By: Alicia Cook email@example.com
April is National Poetry month and Bloomfield College just wrapped up a three-day program dedicated to just that: poetry and the written word.
From April 14 – 16, The College hosted “Writing from the Margins” and offered an exciting line-up of writing workshops, readings, and panel discussions with distinguished writers and scholars.
The biggest draw was most definitely the presence of Natasha Tretheway, the 19th Poet Laureate of the United States. Tretheway’s honors include the Pulitzer Prize and countless fellowships. On Friday night, she delivered a very poignant keynote address, which moved many in the audience to take out their smart devices and record her speech. Those in attendance, including myself, knew they were witnessing something very special. The next day she met personally with attendees to sign books, share hugs, and simply chat.
“We were so fortunate to have Natasha Tretheway not only give the keynote address but be so accessible to our students and faculty,” said Paula Craig, from the Division of Humanities. “The weekend, for me, was pure magic. This is what I love about Bloomfield College.”
Contemporary writers, that included Daniel Jose Older and Kaitlyn Greenidge, joined the event on the second day. They spoke openly about their experiences, writings, and on marginalization and the under-representation of diverse voices in literature to a crowd that nodded not only in agreeance, but in understanding.
Writing from the Margins connected writers and readers in a dynamic exploration of the power and potential of literature.

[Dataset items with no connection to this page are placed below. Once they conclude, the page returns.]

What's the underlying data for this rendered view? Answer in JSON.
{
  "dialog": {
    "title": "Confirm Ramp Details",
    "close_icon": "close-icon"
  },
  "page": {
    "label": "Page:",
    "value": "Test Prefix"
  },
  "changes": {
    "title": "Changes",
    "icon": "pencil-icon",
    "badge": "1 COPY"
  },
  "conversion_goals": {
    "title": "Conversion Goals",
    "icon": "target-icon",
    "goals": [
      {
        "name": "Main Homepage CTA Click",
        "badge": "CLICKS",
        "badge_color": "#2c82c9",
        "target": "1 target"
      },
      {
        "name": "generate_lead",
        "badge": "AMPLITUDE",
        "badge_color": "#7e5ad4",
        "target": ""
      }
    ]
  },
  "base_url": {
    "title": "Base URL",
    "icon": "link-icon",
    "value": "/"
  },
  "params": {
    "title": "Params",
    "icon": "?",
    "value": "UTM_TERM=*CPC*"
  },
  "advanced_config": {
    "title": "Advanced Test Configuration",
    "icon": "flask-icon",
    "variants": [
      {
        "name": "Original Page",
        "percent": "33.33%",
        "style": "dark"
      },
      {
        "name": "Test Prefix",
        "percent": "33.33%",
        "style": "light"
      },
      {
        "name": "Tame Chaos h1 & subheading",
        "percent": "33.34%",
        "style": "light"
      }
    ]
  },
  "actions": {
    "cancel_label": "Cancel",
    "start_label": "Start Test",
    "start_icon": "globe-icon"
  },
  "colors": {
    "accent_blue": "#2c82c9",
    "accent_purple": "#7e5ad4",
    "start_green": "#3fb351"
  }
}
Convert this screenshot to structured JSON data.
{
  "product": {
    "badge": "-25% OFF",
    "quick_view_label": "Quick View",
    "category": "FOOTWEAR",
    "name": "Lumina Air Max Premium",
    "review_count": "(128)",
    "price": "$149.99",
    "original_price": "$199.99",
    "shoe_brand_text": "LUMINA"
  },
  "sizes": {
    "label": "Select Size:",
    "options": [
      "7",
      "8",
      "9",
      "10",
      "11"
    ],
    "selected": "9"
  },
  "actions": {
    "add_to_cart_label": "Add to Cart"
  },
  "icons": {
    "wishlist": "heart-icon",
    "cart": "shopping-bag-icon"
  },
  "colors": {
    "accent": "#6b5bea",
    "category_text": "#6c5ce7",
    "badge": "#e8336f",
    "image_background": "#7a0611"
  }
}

"Writing from the Margins sparked some timely and important conversations on diverse voices in contemporary literature,” said Ada McKenzie, Ph.D., Assistant Professor of World Literature. “Guest writers and attendees had the opportunity to exchange ideas and to make their voices heard. The mood throughout the weekend was upbeat, and we are so pleased with the positive feedback we received from both writers and participants."
This successful event was the first of its kind for the Division of Humanities at the College.